Saturday, June 11, 2011

The Best Kids Books Are the Ones Written in Blood


The great Sherman Alexie takes down Meghan COx Gurdon who recently complained about the “depravity” and “hideously distorted portrayals” of contemporary young adult literature.

From a new essay in the Wall Street Journal...

A young woman recalled the terrible moment when indifferent school administrators told her that she couldn’t possibly be a teen mother and finish high school. So they suggested she get a General Education Degree (GED) and move on with her life. But, after taking a practice test, she realized that the GED was far too easy for her, so she transferred to that alternative high school, and is now the mother of a three-year-old and a high school graduate soon to attend college.

After the ceremony, many of the graduates shook my hand, hugged me, took photos with me, and asked me questions about my book and my life. Other students hovered on the edges and eyed me with suspicion and/or shyness.

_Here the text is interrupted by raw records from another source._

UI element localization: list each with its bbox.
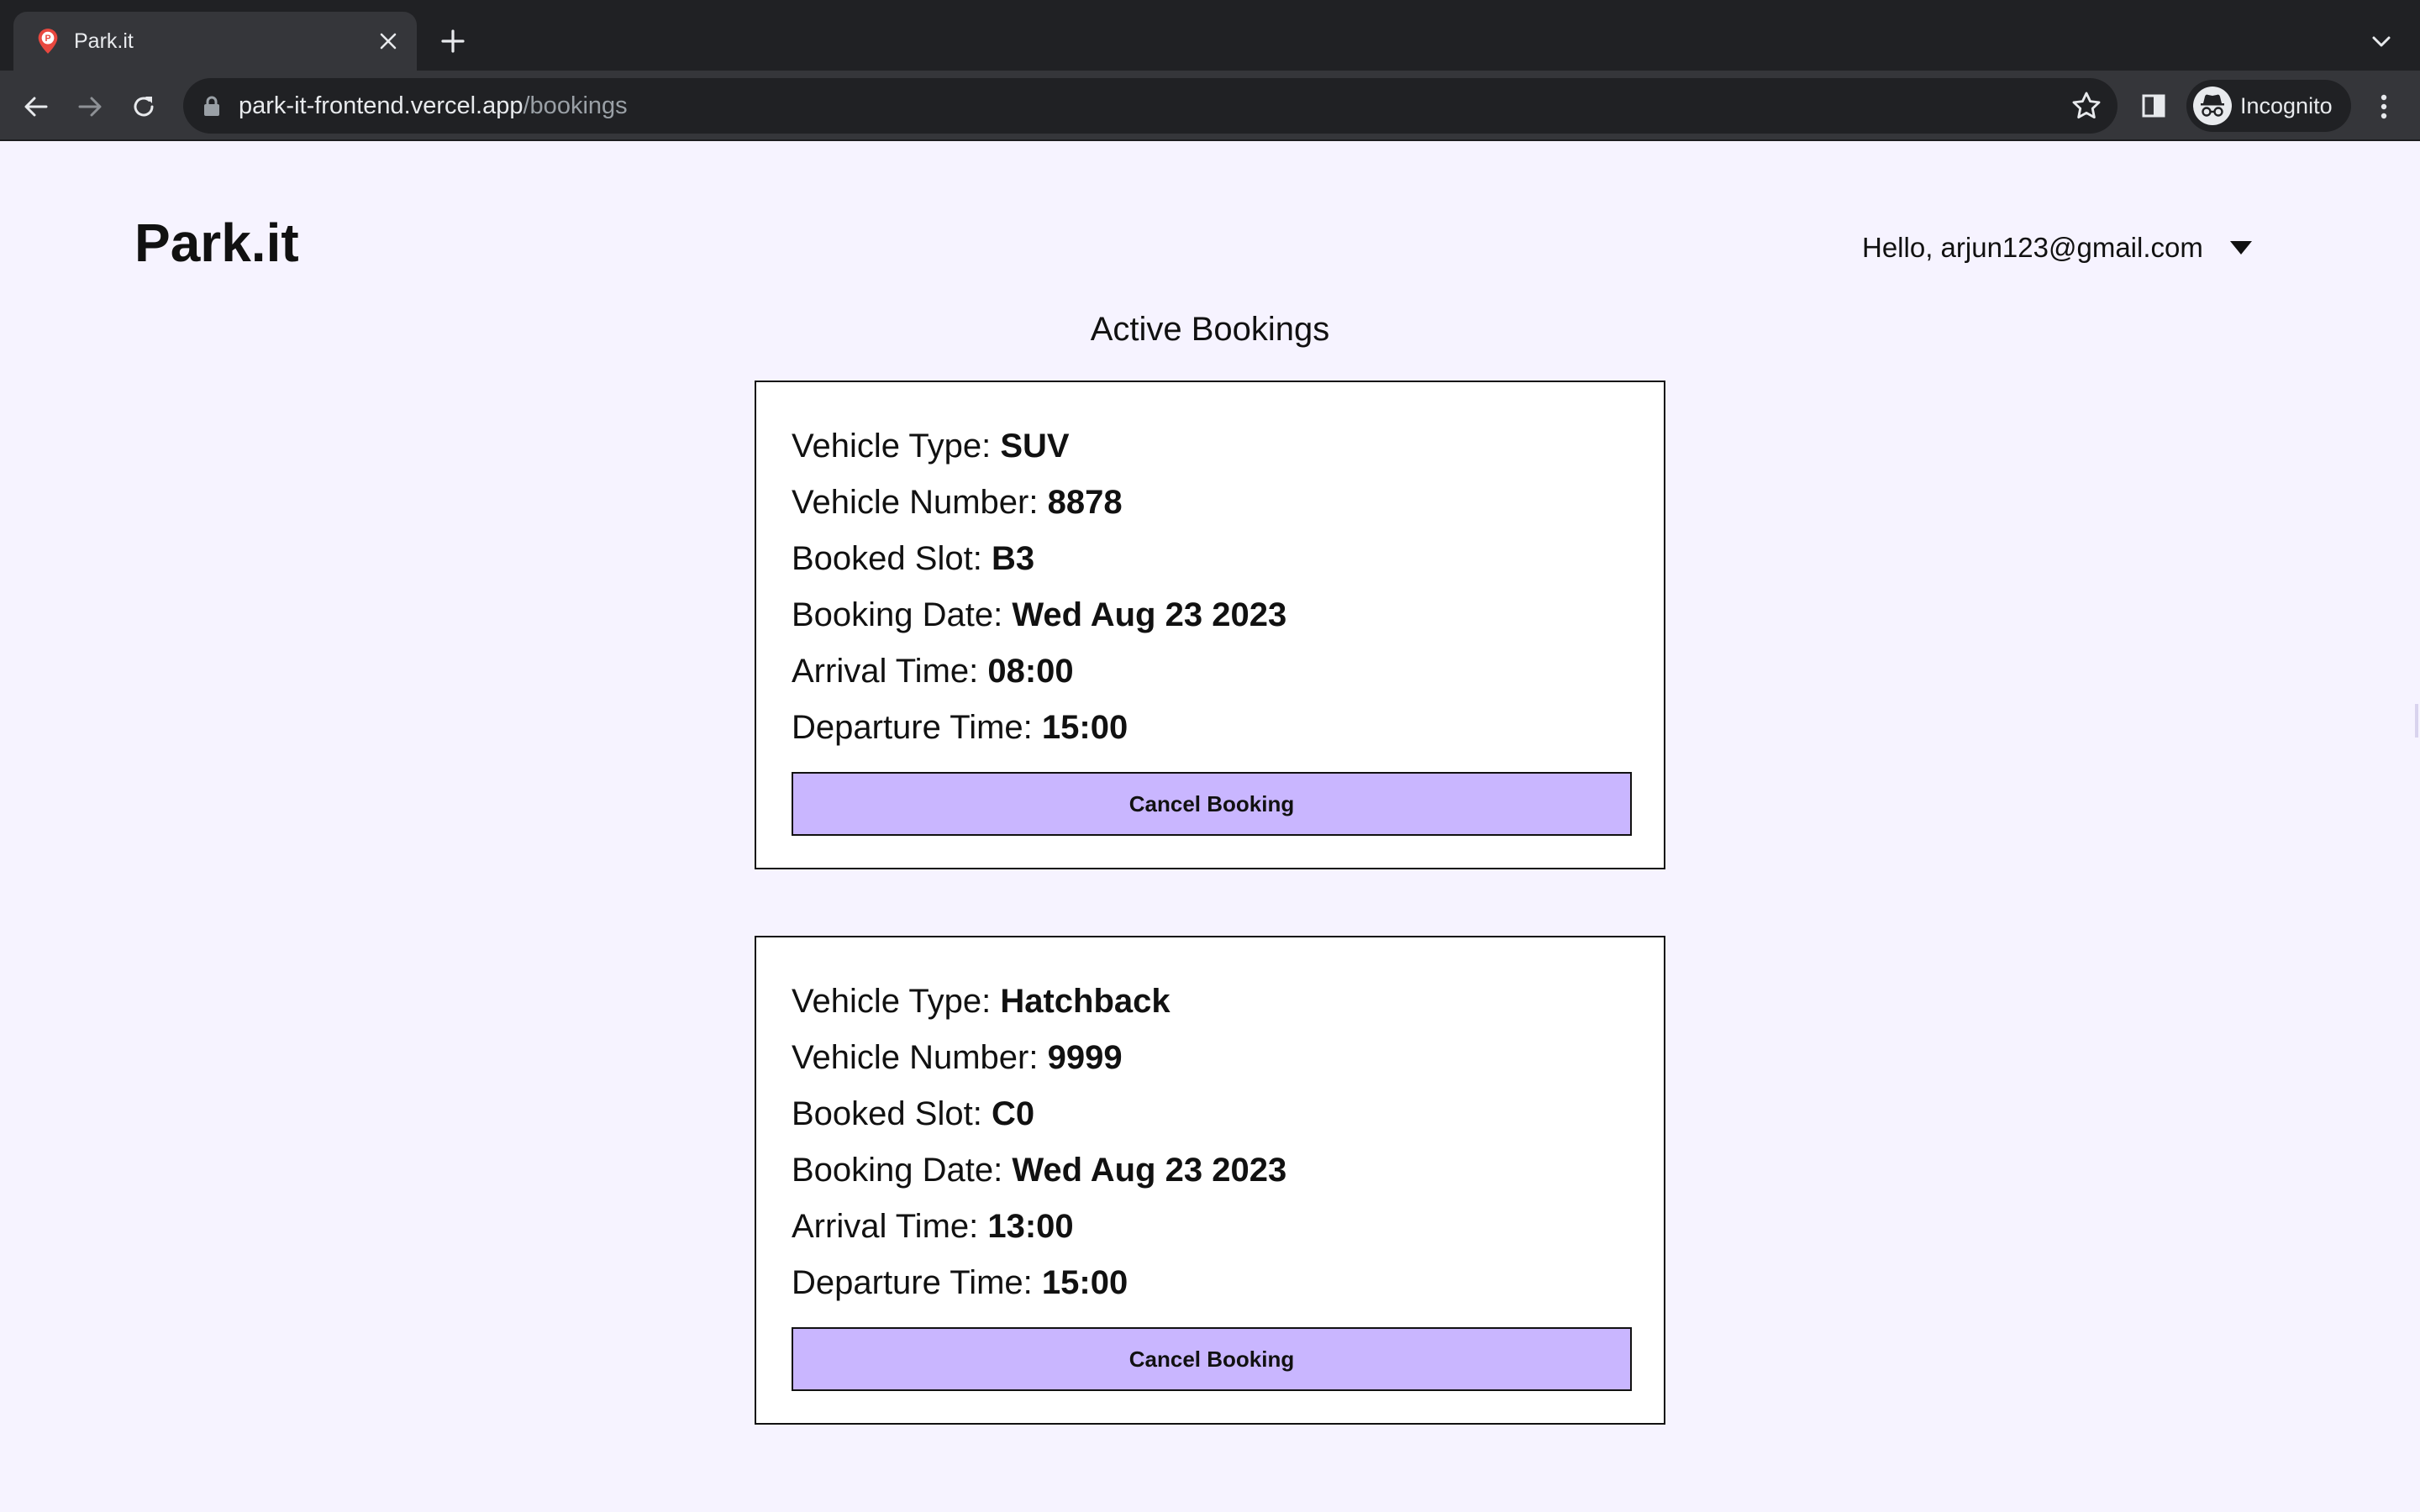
forward-arrow-icon xyxy=(78,97,102,117)
forward-button[interactable] xyxy=(71,87,109,126)
browser-toolbar: park-it-frontend.vercel.app/bookings Inc… xyxy=(0,71,2420,141)
reload-icon xyxy=(134,97,154,117)
side-panel-icon xyxy=(2142,94,2165,118)
booked-slot-row: Booked Slot: B3 xyxy=(792,540,1034,578)
browser-menu-button[interactable] xyxy=(2365,87,2403,126)
vehicle-number-row: Vehicle Number: 8878 xyxy=(792,484,1123,522)
back-arrow-icon xyxy=(24,97,48,117)
vehicle-number-label: Vehicle Number: xyxy=(792,484,1048,521)
departure-time-row: Departure Time: 15:00 xyxy=(792,709,1128,747)
booking-date-label: Booking Date: xyxy=(792,1152,1013,1189)
caret-down-icon[interactable] xyxy=(2229,241,2252,255)
cancel-booking-button[interactable]: Cancel Booking xyxy=(792,1327,1632,1391)
cancel-booking-button[interactable]: Cancel Booking xyxy=(792,772,1632,836)
vehicle-number-value: 9999 xyxy=(1047,1039,1123,1076)
departure-time-value: 15:00 xyxy=(1041,709,1128,746)
booking-date-value: Wed Aug 23 2023 xyxy=(1012,596,1287,633)
url-text[interactable]: park-it-frontend.vercel.app/bookings xyxy=(239,78,628,134)
plus-icon xyxy=(441,29,465,53)
departure-time-label: Departure Time: xyxy=(792,709,1042,746)
arrival-time-value: 08:00 xyxy=(987,653,1074,690)
page-viewport: Park.it Hello, arjun123@gmail.com Active… xyxy=(0,143,2420,1512)
chevron-down-icon xyxy=(2372,36,2391,47)
star-icon[interactable] xyxy=(2070,90,2102,122)
kebab-menu-icon xyxy=(2381,94,2387,119)
vehicle-type-row: Vehicle Type: Hatchback xyxy=(792,983,1171,1021)
url-path: /bookings xyxy=(523,92,628,119)
address-bar[interactable]: park-it-frontend.vercel.app/bookings xyxy=(183,78,2118,134)
user-menu[interactable]: Hello, arjun123@gmail.com xyxy=(1862,227,2252,269)
booked-slot-value: B3 xyxy=(991,540,1035,577)
vehicle-number-value: 8878 xyxy=(1047,484,1123,521)
vehicle-type-label: Vehicle Type: xyxy=(792,428,1001,465)
arrival-time-label: Arrival Time: xyxy=(792,653,988,690)
departure-time-label: Departure Time: xyxy=(792,1264,1042,1301)
tab-search-button[interactable] xyxy=(2363,24,2400,60)
profile-button[interactable]: Incognito xyxy=(2186,80,2351,132)
vehicle-type-row: Vehicle Type: SUV xyxy=(792,428,1070,465)
close-icon[interactable] xyxy=(371,24,405,58)
park-it-pin-icon: P xyxy=(38,29,58,54)
departure-time-row: Departure Time: 15:00 xyxy=(792,1264,1128,1302)
brand-logo[interactable]: Park.it xyxy=(134,212,299,274)
booking-date-value: Wed Aug 23 2023 xyxy=(1012,1152,1287,1189)
profile-label: Incognito xyxy=(2240,93,2333,118)
scroll-edge-indicator xyxy=(2415,704,2418,738)
tab-title: Park.it xyxy=(74,29,134,53)
arrival-time-label: Arrival Time: xyxy=(792,1208,988,1245)
booked-slot-label: Booked Slot: xyxy=(792,1095,992,1132)
reload-button[interactable] xyxy=(124,87,163,126)
booking-card: Vehicle Type: SUV Vehicle Number: 8878 B… xyxy=(755,381,1665,869)
booking-date-row: Booking Date: Wed Aug 23 2023 xyxy=(792,596,1286,634)
arrival-time-row: Arrival Time: 08:00 xyxy=(792,653,1074,690)
browser-tabstrip: P Park.it xyxy=(0,0,2420,71)
page-title: Active Bookings xyxy=(1090,311,1330,348)
side-panel-button[interactable] xyxy=(2134,87,2173,125)
booking-card: Vehicle Type: Hatchback Vehicle Number: … xyxy=(755,936,1665,1425)
browser-tab-active[interactable]: P Park.it xyxy=(13,12,417,71)
new-tab-button[interactable] xyxy=(434,22,472,60)
svg-text:P: P xyxy=(45,34,50,44)
departure-time-value: 15:00 xyxy=(1041,1264,1128,1301)
vehicle-number-label: Vehicle Number: xyxy=(792,1039,1048,1076)
booking-date-row: Booking Date: Wed Aug 23 2023 xyxy=(792,1152,1286,1189)
vehicle-type-label: Vehicle Type: xyxy=(792,983,1001,1020)
arrival-time-value: 13:00 xyxy=(987,1208,1074,1245)
vehicle-number-row: Vehicle Number: 9999 xyxy=(792,1039,1123,1077)
vehicle-type-value: Hatchback xyxy=(1000,983,1171,1020)
booked-slot-label: Booked Slot: xyxy=(792,540,992,577)
lock-icon[interactable] xyxy=(202,95,222,117)
booking-date-label: Booking Date: xyxy=(792,596,1013,633)
incognito-icon xyxy=(2193,87,2232,125)
arrival-time-row: Arrival Time: 13:00 xyxy=(792,1208,1074,1246)
booked-slot-row: Booked Slot: C0 xyxy=(792,1095,1034,1133)
booked-slot-value: C0 xyxy=(991,1095,1035,1132)
back-button[interactable] xyxy=(17,87,55,126)
vehicle-type-value: SUV xyxy=(1000,428,1070,465)
url-host: park-it-frontend.vercel.app xyxy=(239,92,523,119)
user-greeting: Hello, arjun123@gmail.com xyxy=(1862,232,2203,263)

It was a beautiful and painful ceremony. But it was not unique. I have visited dozens of high schools—rich and poor, private and public, integrated and segregated, absolutely safe and fearfully dangerous—and have heard hundreds of stories that are individually tragic and collectively agonizing.

Almost every day, my mailbox is filled with handwritten letters from students–teens and pre-teens–who have read my YA book and loved it. I have yet to receive a letter from a child somehow debilitated by the domestic violence, drug abuse, racism, poverty, sexuality, and murder contained in my book. To the contrary, kids as young as ten have sent me autobiographical letters written in crayon, complete with drawings inspired by my book, that are just as dark, terrifying, and redemptive as anything I’ve ever read.

And, often, kids have told me that my YA novel is the only book they’ve ever read in its entirety.